El 14 de abril de 1931 se proclamó en España la Segunda
República. Pese a que, en términos absolutos, los monárquicos habían ganado las elecciones
municipales celebradas el 12 de abril en las zonas rurales y pequeñas ciudades,
en las grandes ciudades del país, los
partidos que conformaban el llamado “Pacto de San Sebastián” y proclives a la
República, con sus líderes encarcelados tras los sucesos de Jaca de 1930, se habían impuesto con autoridad. El recuento
de los resultados en las grandes urbes llegó mucho antes que el de las zonas
rurales y el sentimiento de euforia se propagó entre sus habitantes. Las
propuestas del rey para formar gobierno fracasaron y éste salió precipitadamente
para el exilio el día 14 y sin abdicar de sus derechos dinásticos y
constitucionales. Ese mismo día, se proclamó la 2ª República. Las elecciones
generales del 28 de junio del 31 dieron como vencedores al centro radical y a
las izquierdas republicanas y socialistas y el 9 de diciembre del mismo año, se
aprobó una nueva Constitución. Se nombró a Niceto Alcalá Zamora como Presidente
de la República y a Manuel Azaña como presidente del Gobierno.

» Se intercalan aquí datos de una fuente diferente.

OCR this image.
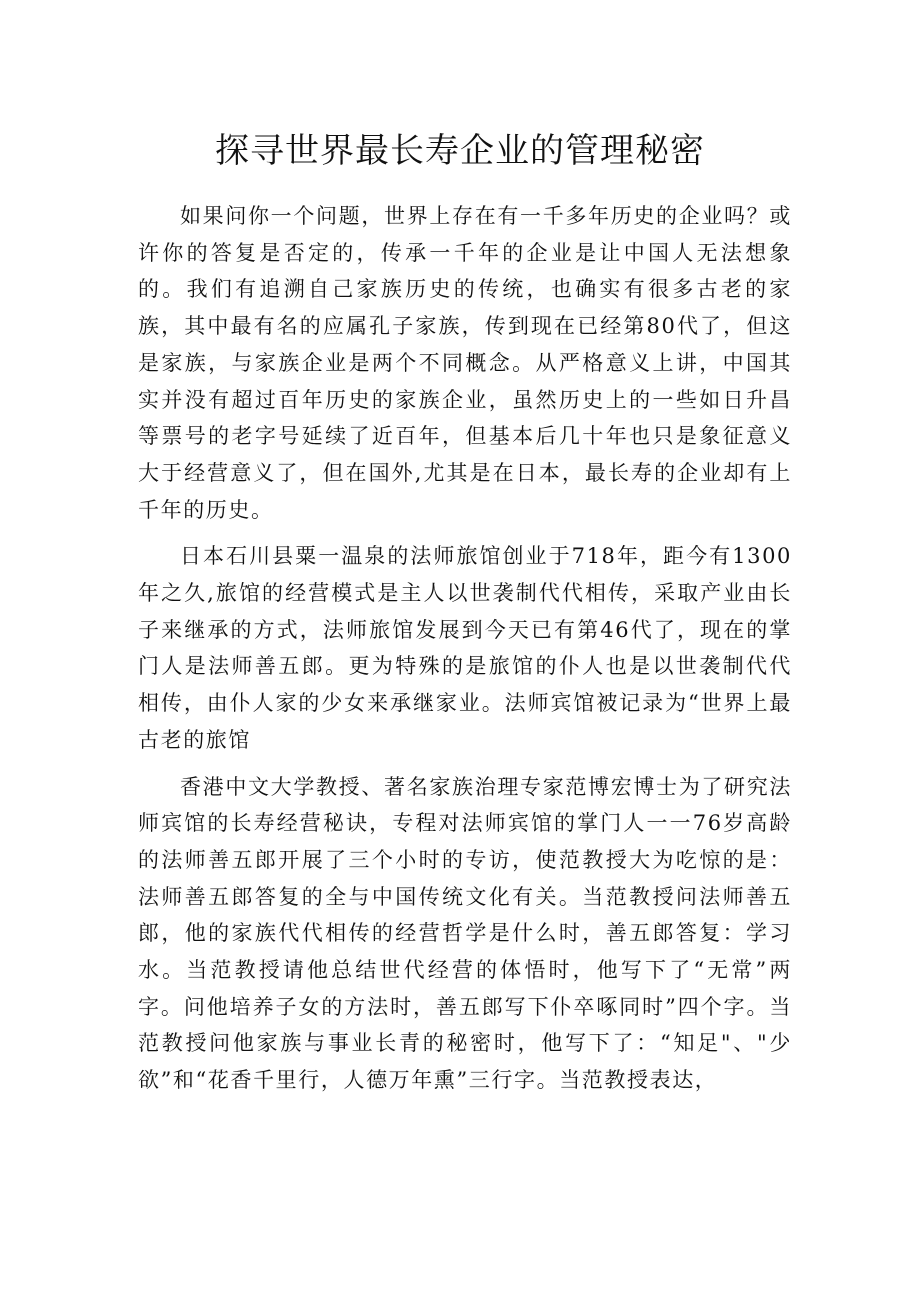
探寻世界最长寿企业的管理秘密

如果问你一个问题，世界上存在有一千多年历史的企业吗？或许你的答复是否定的，传承一千年的企业是让中国人无法想象的。我们有追溯自己家族历史的传统，也确实有很多古老的家族，其中最有名的应属孔子家族，传到现在已经第80代了，但这是家族，与家族企业是两个不同概念。从严格意义上讲，中国其实并没有超过百年历史的家族企业，虽然历史上的一些如日升昌等票号的老字号延续了近百年，但基本后几十年也只是象征意义大于经营意义了，但在国外,尤其是在日本，最长寿的企业却有上千年的历史。

日本石川县粟一温泉的法师旅馆创业于718年，距今有1300年之久,旅馆的经营模式是主人以世袭制代代相传，采取产业由长子来继承的方式，法师旅馆发展到今天已有第46代了，现在的掌门人是法师善五郎。更为特殊的是旅馆的仆人也是以世袭制代代相传，由仆人家的少女来承继家业。法师宾馆被记录为“世界上最古老的旅馆

香港中文大学教授、著名家族治理专家范博宏博士为了研究法师宾馆的长寿经营秘诀，专程对法师宾馆的掌门人一一76岁高龄的法师善五郎开展了三个小时的专访，使范教授大为吃惊的是：法师善五郎答复的全与中国传统文化有关。当范教授问法师善五郎，他的家族代代相传的经营哲学是什么时，善五郎答复：学习水。当范教授请他总结世代经营的体悟时，他写下了“无常”两字。问他培养子女的方法时，善五郎写下仆卒啄同时”四个字。当范教授问他家族与事业长青的秘密时，他写下了：“知足"、"少欲”和“花香千里行，人德万年熏”三行字。当范教授表达，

La ilusionante y joven República enseguida tuvo que vérselas
con uno de sus adversarios más recalcitrantes: El clero. El Gobierno español
intentó reducir la extraordinaria fuerza económica y social de la Iglesia que,
en las fechas que estamos tratando, tenía más de 110.000 religiosos, unos
40.000 del clero secular y 70.000 del regular de ambos sexos; además de unas 20.000
fincas, entre rurales y urbanas, amén de las no escrituradas. Todo este
entramado era financiado por los Presupuestos de Estado a través de los
acuerdos suscritos en el Concordato de 1851. Ante la posible pérdida de
privilegios, de los púlpitos más fundamentalistas y de algunos medios de
comunicación empezaron a salir proclamas antirrepublicanas que “incendiaron”
los ánimos de los más radicales llegándose a quemar iglesias y conventos en
varias ciudades españolas con la consiguiente pérdida patrimonial y artística.
Estos actos causaron un duro golpe a la bisoña República y la crispación en los
sectores católicos creó una gran tensión. A pesar de todo, se expulsó a los
jesuitas, se congeló el número de eclesiásticos, se les prohibió la enseñanza, se
legalizó el divorcio y se secularizaron los cementerios.